Outside of the classroom, Romero is currently editing a documentary in addition to researching design histories. “I am starting to research design histories that have been ignored, specifically indigenous design narratives. This work is part of my academic and creative practice.”

Having lived in Lakeland for more than 15 years, Romero is inspired to invest his time into helping the local creative community. “I’ve also had the pleasure of speaking with many local creatives regarding their projects and ideas. I make it a point to help out when I can.”

With everything that he involves himself in, Romero sees being a man of integrity in today’s world and culture as “being respectful and empathetic.”


CORY PETCOFF

For Cory Petcoff, president of Baron Realty, faith is imperative to living a life of integrity. It’s what plays into everything he is committed to within the Lakeland community — from his investment in the future of the city, through the boards on which he serves, to his dedication to his family.

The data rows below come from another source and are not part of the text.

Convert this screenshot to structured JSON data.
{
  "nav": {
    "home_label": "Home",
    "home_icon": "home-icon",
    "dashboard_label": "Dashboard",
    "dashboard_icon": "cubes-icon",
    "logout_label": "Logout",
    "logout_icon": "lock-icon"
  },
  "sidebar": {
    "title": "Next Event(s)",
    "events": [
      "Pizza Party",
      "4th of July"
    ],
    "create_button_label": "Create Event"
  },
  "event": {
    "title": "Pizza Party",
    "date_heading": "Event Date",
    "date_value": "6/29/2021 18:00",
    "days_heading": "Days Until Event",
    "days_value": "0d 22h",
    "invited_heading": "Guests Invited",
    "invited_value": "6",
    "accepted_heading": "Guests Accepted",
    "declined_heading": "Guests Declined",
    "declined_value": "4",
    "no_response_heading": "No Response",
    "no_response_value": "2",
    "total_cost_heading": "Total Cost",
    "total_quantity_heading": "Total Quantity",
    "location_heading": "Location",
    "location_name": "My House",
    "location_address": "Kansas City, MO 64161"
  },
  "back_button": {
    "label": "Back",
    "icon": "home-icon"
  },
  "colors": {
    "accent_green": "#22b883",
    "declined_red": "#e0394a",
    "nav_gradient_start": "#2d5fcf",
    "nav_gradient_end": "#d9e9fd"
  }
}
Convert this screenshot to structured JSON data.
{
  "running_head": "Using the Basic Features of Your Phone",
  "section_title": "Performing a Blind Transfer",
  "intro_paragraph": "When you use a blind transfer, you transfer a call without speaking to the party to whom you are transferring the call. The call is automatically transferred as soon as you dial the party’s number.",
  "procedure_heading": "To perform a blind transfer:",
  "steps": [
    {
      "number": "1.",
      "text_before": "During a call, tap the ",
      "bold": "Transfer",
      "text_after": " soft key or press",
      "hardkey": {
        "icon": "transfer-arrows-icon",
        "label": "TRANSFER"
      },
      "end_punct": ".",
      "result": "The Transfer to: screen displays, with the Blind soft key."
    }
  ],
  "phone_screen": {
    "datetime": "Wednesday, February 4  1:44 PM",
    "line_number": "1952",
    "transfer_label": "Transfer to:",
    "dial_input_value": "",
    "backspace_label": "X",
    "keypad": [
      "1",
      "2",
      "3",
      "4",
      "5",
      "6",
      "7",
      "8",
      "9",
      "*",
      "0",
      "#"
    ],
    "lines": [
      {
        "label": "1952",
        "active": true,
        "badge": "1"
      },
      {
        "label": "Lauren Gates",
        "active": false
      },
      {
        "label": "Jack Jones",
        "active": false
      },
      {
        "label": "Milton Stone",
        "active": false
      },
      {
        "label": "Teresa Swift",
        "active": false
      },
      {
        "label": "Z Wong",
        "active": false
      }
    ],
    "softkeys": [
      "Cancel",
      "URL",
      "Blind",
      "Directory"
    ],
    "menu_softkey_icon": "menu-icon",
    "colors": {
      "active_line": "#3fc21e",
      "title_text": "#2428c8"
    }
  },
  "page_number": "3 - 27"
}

Cory Petcoff believes in creating a better future for the city of Lakeland through redevelopment projects in downtown and Dixieland. A native of Lakeland, Petcoff is the president of Baron Realty, a real estate company that has served Lakeland for more than 20 years. An established real estate professional, he works as a commercial real estate investor, broker, and property manager.

Petcoff’s investment in the community extends beyond his office and into the local organizations that he commits his time to through serving on a variety of boards. He currently serves on the boards of Lakeland Economic Development Council, Lakeland Christian School, Lakeland Regional Health (the hospital where he was born), and the City of Lakeland CRA.

Although he devotes a lot of his time to the city of Lakeland, Petcoff is most passionate about his faith and family. He and his family attend All Saints Episcopal Church.

Petcoff’s faith is what keeps him grounded. It’s also what he believes makes a man of integrity in today’s world. “I do not think the traits that define a man of character have changed at all over time,” says Petcoff as he refers to a passage found in the Gospels of Matthew, Mark, and Luke in the Bible. He shares that when asked about the greatest commandment, Jesus responded with, “Love the Lord your God with all your heart, with all your soul, with all your mind, and with all your strength.” Jesus went on to say, “And a second is like it, love your neighbor as yourself.”

It’s these two commandments that Petcoff believes are paramount in a man of integrity in the world today. “Can you imagine if all of humanity embraced those two statements? They are easy to say, but much more difficult to live out.”